Does anyone else remember quilted nylon robes?

Norma was quite surprised when I told her my Dad had been adopted.  Apparently his father's family didn't know, but his mother's did.  Anyhow, I asked Norma to help me find out more so she did the navigation to get us downtown to the Minnesota Historical Society.  The family history library wasn't open until later and so we browsed the museum and found this underwear display. 



It was entirely appropriate in my mind because I grew up knowing about the Munsingwear factory in Minneapolis.   This was part of my family history, not just about underwear or the history of Minneapolis!  I increasingly find things that are relevant to my life in museums.  I must have reached that time in life, eh?






Notice how this 1920s silk Step-in skims the body, contrasting with the figure-hugging Foundette from the 1930s.  During the Roaring Twenties, short, straight cut dresses allowed young women to do without the boned corsets their Victorian-era mothers had worn.  By the 1930s, however, clingy bias-cut dresses revealed more curves and required more control.





When Grandma and Grandpa would go up north to visit family, she always brought back a brown paper grocery bag or two full of nylon strips, usually in black and white, but one year in a bright orange.

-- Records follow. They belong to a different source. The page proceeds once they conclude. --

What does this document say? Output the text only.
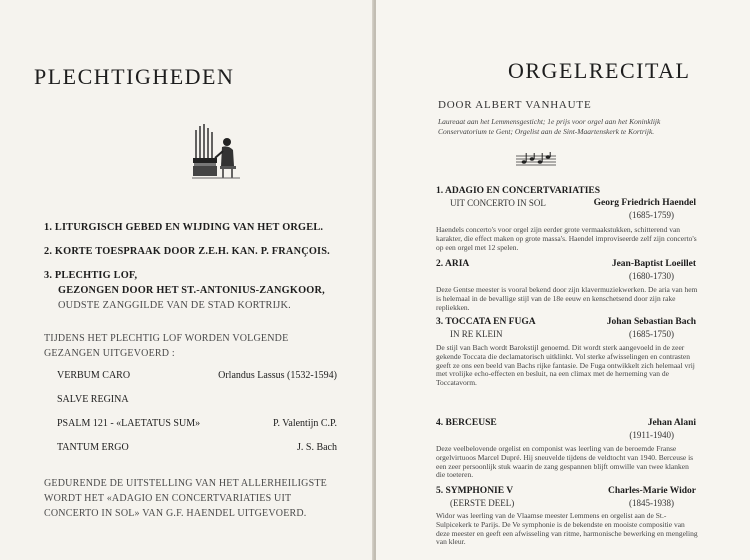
PLECHTIGHEDEN
1. LITURGISCH GEBED EN WIJDING VAN HET ORGEL.
2. KORTE TOESPRAAK DOOR Z.E.H. KAN. P. FRANÇOIS.
3. PLECHTIG LOF,
GEZONGEN DOOR HET ST.-ANTONIUS-ZANGKOOR,
OUDSTE ZANGGILDE VAN DE STAD KORTRIJK.
TIJDENS HET PLECHTIG LOF WORDEN VOLGENDE
GEZANGEN UITGEVOERD :
VERBUM CARO	Orlandus Lassus (1532-1594)
SALVE REGINA
PSALM 121 - «LAETATUS SUM»	P. Valentijn C.P.
TANTUM ERGO	J. S. Bach
GEDURENDE DE UITSTELLING VAN HET ALLERHEILIGSTE
WORDT HET «ADAGIO EN CONCERTVARIATIES UIT
CONCERTO IN SOL» VAN G.F. HAENDEL UITGEVOERD.
ORGELRECITAL
DOOR ALBERT VANHAUTE
Laureaat aan het Lemmensgesticht; 1e prijs voor orgel aan het Koninklijk Conservatorium te Gent; Orgelist aan de Sint-Maartenskerk te Kortrijk.
1. ADAGIO EN CONCERTVARIATIES
UIT CONCERTO IN SOL	Georg Friedrich Haendel
(1685-1759)
Haendels concerto's voor orgel zijn eerder grote vermaakstukken, schitterend van karakter, die effect maken op grote massa's. Haendel improviseerde zelf zijn concerto's op een orgel met 12 spelen.
2. ARIA	Jean-Baptist Loeillet
(1680-1730)
Deze Gentse meester is vooral bekend door zijn klavermuziekwerken. De aria van hem is helemaal in de bevallige stijl van de 18e eeuw en kenschetsend door zijn rake repliekken.
3. TOCCATA EN FUGA	Johan Sebastian Bach
IN RE KLEIN	(1685-1750)
De stijl van Bach wordt Barokstijl genoemd. Dit wordt sterk aangevoeld in de zeer gekende Toccata die declamatorisch uitklinkt. Vol sterke afwisselingen en contrasten geeft ze ons een beeld van Bachs rijke fantasie. De Fuga ontwikkelt zich helemaal vrij met vrolijke echo-effecten en besluit, na een climax met de herneming van de Toccatavorm.
4. BERCEUSE	Jehan Alani
(1911-1940)
Deze veelbelovende orgelist en componist was leerling van de beroemde Franse orgelvirtuoos Marcel Dupré. Hij sneuvelde tijdens de veldtocht van 1940. Berceuse is een zeer persoonlijk stuk waarin de zang gespannen blijft omwille van twee klanken die toeteren.
5. SYMPHONIE V	Charles-Marie Widor
(EERSTE DEEL)	(1845-1938)
Widor was leerling van de Vlaamse meester Lemmens en orgelist aan de St.-Sulpicekerk te Parijs. De Ve symphonie is de bekendste en mooiste compositie van deze meester en geeft een afwisseling van ritme, harmonische bewerking en mengeling van kleur.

I've told you all about this before - probably several times. I'd forgotten the name of the factory, though, until now. 




The "New Look" introduced by Christian Dior in the 1940s emphasized a cinched waist and an hourglass figure.  As a result, corsets made a comeback... After glamourous Lana Turner wore a form-fiting corset in 1952's The Merry Widow, the nickname stuck. Legend has it that Turner found her version (not made by Vassarette) uncomfortable. "I am telling you," she is said to have proclaimed, "the merry widow was designed by a man. A woman would never do that to another woman."


 Anyhow we wandered around looking at old underwear to pass the time. 

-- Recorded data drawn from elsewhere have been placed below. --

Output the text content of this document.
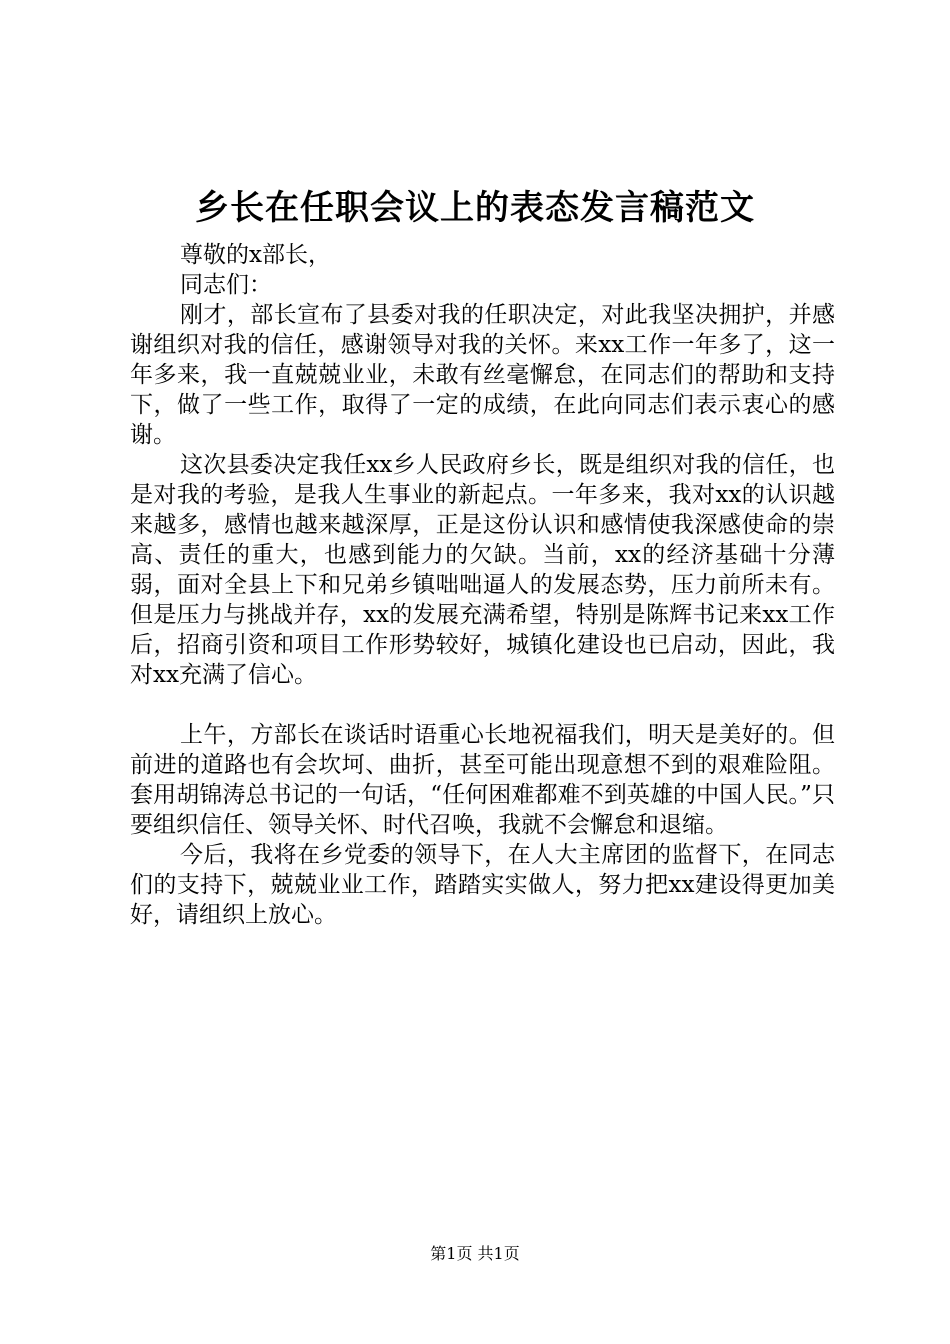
乡长在任职会议上的表态发言稿范文

尊敬的x部长，

同志们：

刚才，部长宣布了县委对我的任职决定，对此我坚决拥护，并感谢组织对我的信任，感谢领导对我的关怀。来xx工作一年多了，这一年多来，我一直兢兢业业，未敢有丝毫懈怠，在同志们的帮助和支持下，做了一些工作，取得了一定的成绩，在此向同志们表示衷心的感谢。

这次县委决定我任xx乡人民政府乡长，既是组织对我的信任，也是对我的考验，是我人生事业的新起点。一年多来，我对xx的认识越来越多，感情也越来越深厚，正是这份认识和感情使我深感使命的崇高、责任的重大，也感到能力的欠缺。当前，xx的经济基础十分薄弱，面对全县上下和兄弟乡镇咄咄逼人的发展态势，压力前所未有。但是压力与挑战并存，xx的发展充满希望，特别是陈辉书记来xx工作后，招商引资和项目工作形势较好，城镇化建设也已启动，因此，我对xx充满了信心。

上午，方部长在谈话时语重心长地祝福我们，明天是美好的。但前进的道路也有会坎坷、曲折，甚至可能出现意想不到的艰难险阻。套用胡锦涛总书记的一句话，“任何困难都难不到英雄的中国人民。”只要组织信任、领导关怀、时代召唤，我就不会懈怠和退缩。

今后，我将在乡党委的领导下，在人大主席团的监督下，在同志们的支持下，兢兢业业工作，踏踏实实做人，努力把xx建设得更加美好，请组织上放心。

第1页 共1页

I love the old fashioned adverts and of course most of this is from that 'inter-war period'.



Munsingwear made undergarments for everyone, not just women.  We saw plenty of these numbers on display at the State School.




It was this circular knitting machine that revolutionised the Munsingwear factory. The machines were made in the US between 1920 and 1939 and were part of what was called a 'vertical factory', meaning they did every step from raw material to finished product. This is in contrast to the way mills worked in Britain, where each had its special part of the entire process.  How do I know this?  From watching history programmes on the BBC...

Reminds me of an outsized overlock machine (serger).
Bill often remarks on the wide infinite variety of things I can get interested in...  I'm not always sure he means it as a compliment!

2 comments:

Rick Stone said...

Wait, I was just in Minneapolis and missed this? Aw shucks!

OKinUK said...

I've heard of Sadie and I want to benefit from her expertise, she's so close!